Ayrıca Muammer Aksoy’la pazarlık konusunda konuşmaya gittiğimde, gittiğim saat zapta yanlış geçmiş, 07.30 sıralarında gitmiştim. İfadelerimin diğer kısımları doğrudur. (dedi.)
(As. Savcının talebi üzerine soruldu.)
Hadiselerin başladığında Deniz Gezmiş, Yusuf Aslan, Sinan Cemgil’in isimleri Emniyetçe biliniyordu. Alpaslan Özdoğan beraber olduğu halde henüz deşifre edilmemişti. Bu bakımdan onu gizledim ve bidayette Sinan Cemgil’in ismini verdim. Nasılsa Sinan Cemgil biliniyordu. Bu maksatla Sinan Cemgil’i söylemiştim. (dedi.) (çizildi)
(As. Savcı sanığın beyanına diyeceğim yoktur. Şahsımız ile ilgili beyanlarını reddediyorum dedi. Sanığın ifadesine karşı diğer sanıklardan soruldu. Mustafa Yalçıner, ben, Hüseyin İnan’dan 40 bin lira almadım. Filistin’e gidip silah getirmem maksadıyla 40 bin lira aldığım ifade edildi, bu doğru değildir, bu husus tekrar sorulsun (dedi).
(Hüseyin İnan’dan soruldu) (Hüseyin İnan,)
Banka soyulduktan sonra devamlı olarak para bende kalıyordu. Ben, Sinan Cemgil’in isteği üzerine Alpaslan Özdoğan vasıtasıyla 40 bin lirayı Mustafa Yalçıner’e gönderdim. Ben, Mustafa Yalçıner’in Filistin’e gideceğini biliyordum. Fazla malûmatım yoktur.

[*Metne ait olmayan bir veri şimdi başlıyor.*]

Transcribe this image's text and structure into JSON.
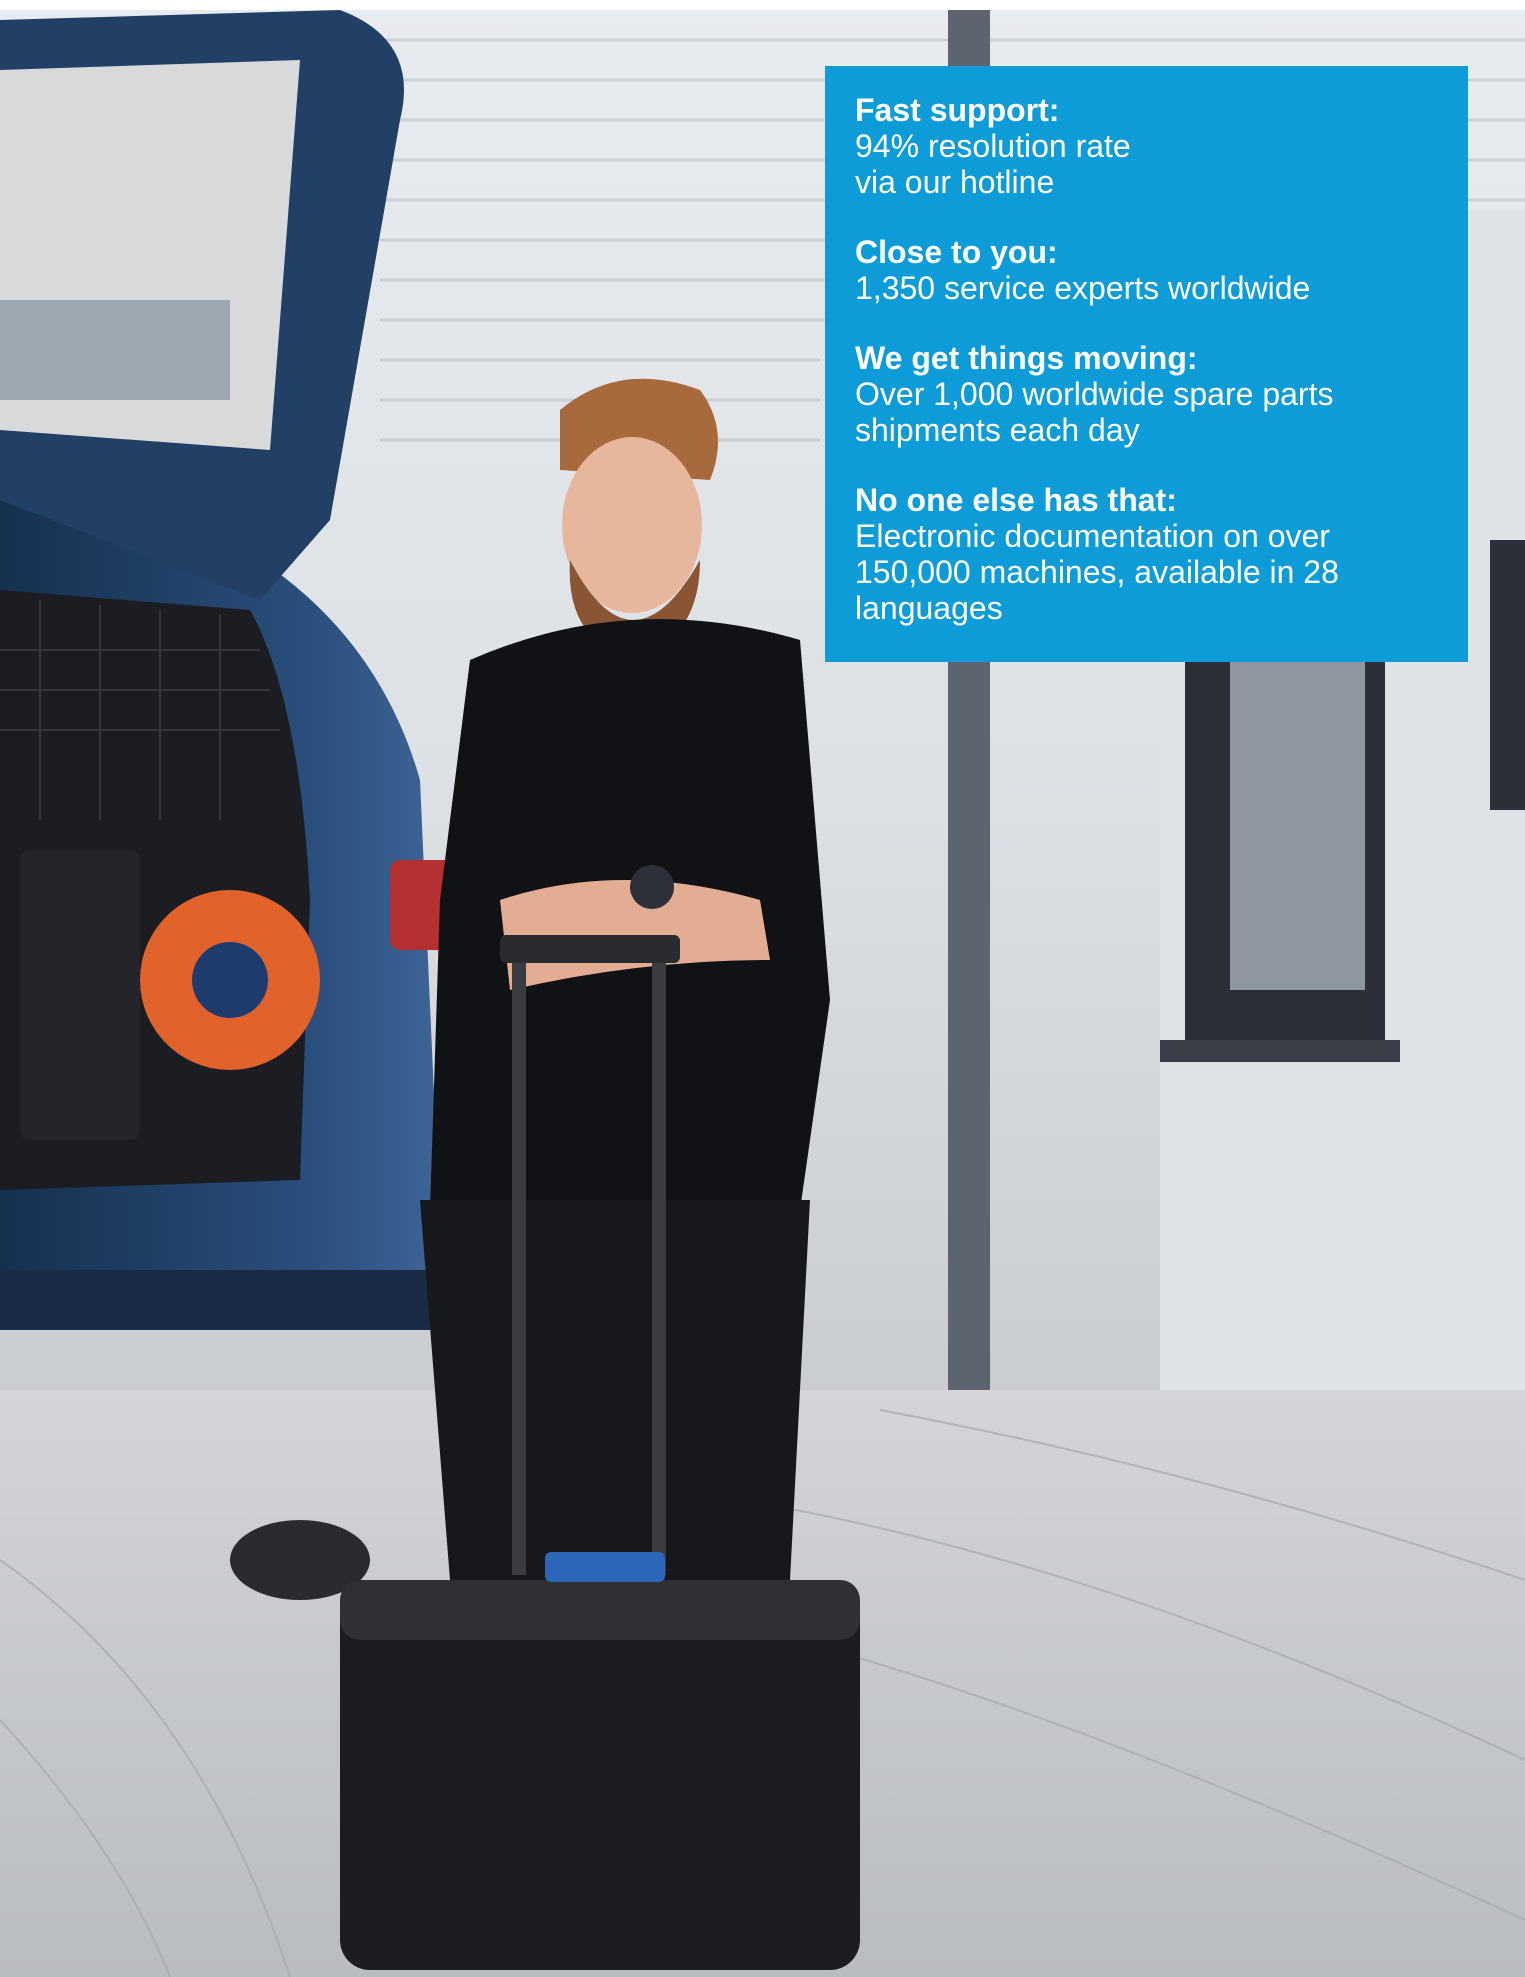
{
  "info_box": {
    "background_color": "#0d9cd8",
    "items": [
      {
        "heading": "Fast support:",
        "text": "94% resolution rate\nvia our hotline"
      },
      {
        "heading": "Close to you:",
        "text": "1,350 service experts worldwide"
      },
      {
        "heading": "We get things moving:",
        "text": "Over 1,000 worldwide spare parts\nshipments each day"
      },
      {
        "heading": "No one else has that:",
        "text": "Electronic documentation on over\n150,000 machines, available in 28\nlanguages"
      }
    ]
  },
  "colors": {
    "car_blue": "#1f3e66",
    "shirt_black": "#111216",
    "cable_orange": "#e1622b",
    "sky_white": "#f4f5f7"
  }
}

Ayrıca düzeltmek istediğim bir husus, dört Amerikalının kaçırılmasında arabayı Yusuf Aslan getirmiştir. Arabanın getirilmesinde Mete Ertekin yoktur. (dedi)
(Sanıklardan Kor Koçalak’ın talebi üzerine Hüseyin İnan’dan soruldu.)
Sevim Onursal’ın evinde icra takibine gelen vazifeliler içeriye girdiklerinde Kor Koçalak tek başına idi, bilâhare dışarı çıktı. Arkasından ben, Yusuf ve Sevim Onursal evinden çıktı. Biz hep beraber evi terk ettiğimizde adamlar daha bağlanmamıştı. (dedi)
(Sanık Mete Ertekin vekili Niyazi Ağırnaslı’nın talebi üzerine soruldu, Hüseyin İnan cevaben,)
Dört Amerikalının kaçırılmasında Mete Ertekin’i ben çağırdım. Evvelâ Amerikalıları kaçırdıktan sonra bir kısmımız vasıta ile bir kısmımız da yaya olarak dönmeyi düşünüyorduk. Sonradan fikir değiştirdik, Yusuf başka bir araba buldu. O zaman bir arabayı Yusuf sürecek, başka arabayı da sürecek bir adam lâzımdı. Bu maksatla ben (çizildi) Mete Ertekin’i götürdüm. Yolun kesilmesinde kendisi yoktu. Sadece boş arabayı, Amerikalıların arabasını getirdi. Amerikalıları kaçırdığımızı hadise yerinde öğrendi. (dedi).